Source: Report "Use of Yuwell 730 equipment in COVID-29 Patients." Department of Experimental Medicine and Surgery at the Hospital General Universitario Gregorio Marañon in Madrid.

The information provided by the experts in China indicates that 7,000 of these units were used there during the peak of the epidemic in Wuhan, and some of them were used for invasive ventilation in emergency situations.

Mechanical ventilation is a life support technique that makes it possible to maintain respiratory function while other medical treatment is applied. There are two types of mechanical ventilation:

  • Non-invasive ventilation. This is a ventilatory support procedure that does not require tracheal intubation, and is used in patients who do not yet need to be admitted to the ICU. It can also be used in patients who have surpassed the toughest stages of the disease in the ICU and are able to leave this unit. This ventilation complements the patient’s respiratory capacity with a mask. It can be used to treat acute and chronic respiratory failure and does not require deep anesthesia, so the patient can communicate, eat, drink and expectorate.
  • Invasive ventilation. It is called this way because it is based on the insertion of an endotracheal tube. It is a ventilatory support  measure that is used in severe cases, when lung damage makes proper oxygenation impossible. Its use may be required for many reasons, including the loss of a substance that makes it easier to move the rib cage (respiratory distress) and which can be caused by fluid entering the alveolar space. The respiratory effort becomes excessive for the patient and oxygen levels drop, so the patient needs to enter the ICU, where a mechanical ventilator is used to push humidified air into the lungs. In many cases, it requires deep sedation so that the patient’s breathing can be completely regulated by the machine.

One of the one thousand non-invasive Yuwell 730 ventilators donated by BBVA and currently distributed to hospitals across Spain.
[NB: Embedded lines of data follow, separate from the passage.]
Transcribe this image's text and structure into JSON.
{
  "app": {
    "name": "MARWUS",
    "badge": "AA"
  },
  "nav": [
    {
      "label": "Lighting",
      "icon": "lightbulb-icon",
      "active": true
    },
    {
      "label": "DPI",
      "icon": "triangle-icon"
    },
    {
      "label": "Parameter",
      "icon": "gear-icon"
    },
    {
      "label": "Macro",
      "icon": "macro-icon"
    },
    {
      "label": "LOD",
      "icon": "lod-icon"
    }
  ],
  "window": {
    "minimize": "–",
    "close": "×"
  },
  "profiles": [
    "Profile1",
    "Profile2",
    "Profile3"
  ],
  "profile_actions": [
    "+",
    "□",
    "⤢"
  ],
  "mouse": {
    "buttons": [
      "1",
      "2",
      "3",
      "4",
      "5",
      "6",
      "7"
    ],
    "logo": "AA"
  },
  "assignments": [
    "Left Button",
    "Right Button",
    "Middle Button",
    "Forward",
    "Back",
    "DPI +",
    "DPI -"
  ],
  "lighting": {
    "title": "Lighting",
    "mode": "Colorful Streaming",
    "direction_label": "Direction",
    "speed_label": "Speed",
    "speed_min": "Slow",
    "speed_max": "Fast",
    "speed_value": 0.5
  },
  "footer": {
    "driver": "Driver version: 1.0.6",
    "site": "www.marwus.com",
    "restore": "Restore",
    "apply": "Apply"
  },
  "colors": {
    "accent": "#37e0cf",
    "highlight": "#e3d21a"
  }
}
According to Doctors Without Borders, around 80 percent of those infected with COVID-19 will experience a mild or moderate form of the disease and do not require hospitalization. Fifteen percent will need to be hospitalized, and around five percent will develop severe symptoms that require ICU services. In summary, 15 out of every 100 people with the virus will require hospital beds and approximately five will need to be admitted to the ICU. The use of ventilators (mechanical ventilation devices) both in the ICU and outside of the ICU is crucial to save the lives of patients whose lungs have been affected by the virus, as these machines give the patient time to fight the infection and recover.

BBVA donated 1,000 biPAP units of the Yuwell 730 model mentioned in the report in Spain, and it plans to donate another 1,000 units in Mexico in the next few days.  In Spain, the first 260 units arrived in Barcelona on Saturday, March 28th and the remaining 740 reached Zaragoza on Tuesday, March 31st. They were all delivered by the bank to regional healthcare services according to the plan defined by the Spanish Ministry of Health. In addition, the bank donated and delivered 13 more invasive respirators for ICUs (Getinge Servo model) to different hospitals around the country.

In the next few days, a third shipment of 400,000 masks will reach Spain. More invasive ventilators are also pending shipment, which the bank will donate to Spanish healthcare authorities for the fight against the pandemic.

BBVA has announced that it will donate €35 million, primarily for the purchase and donation of medical equipment and for social organizations’ programs and initiatives in the different countries where it operates to combat coronavirus.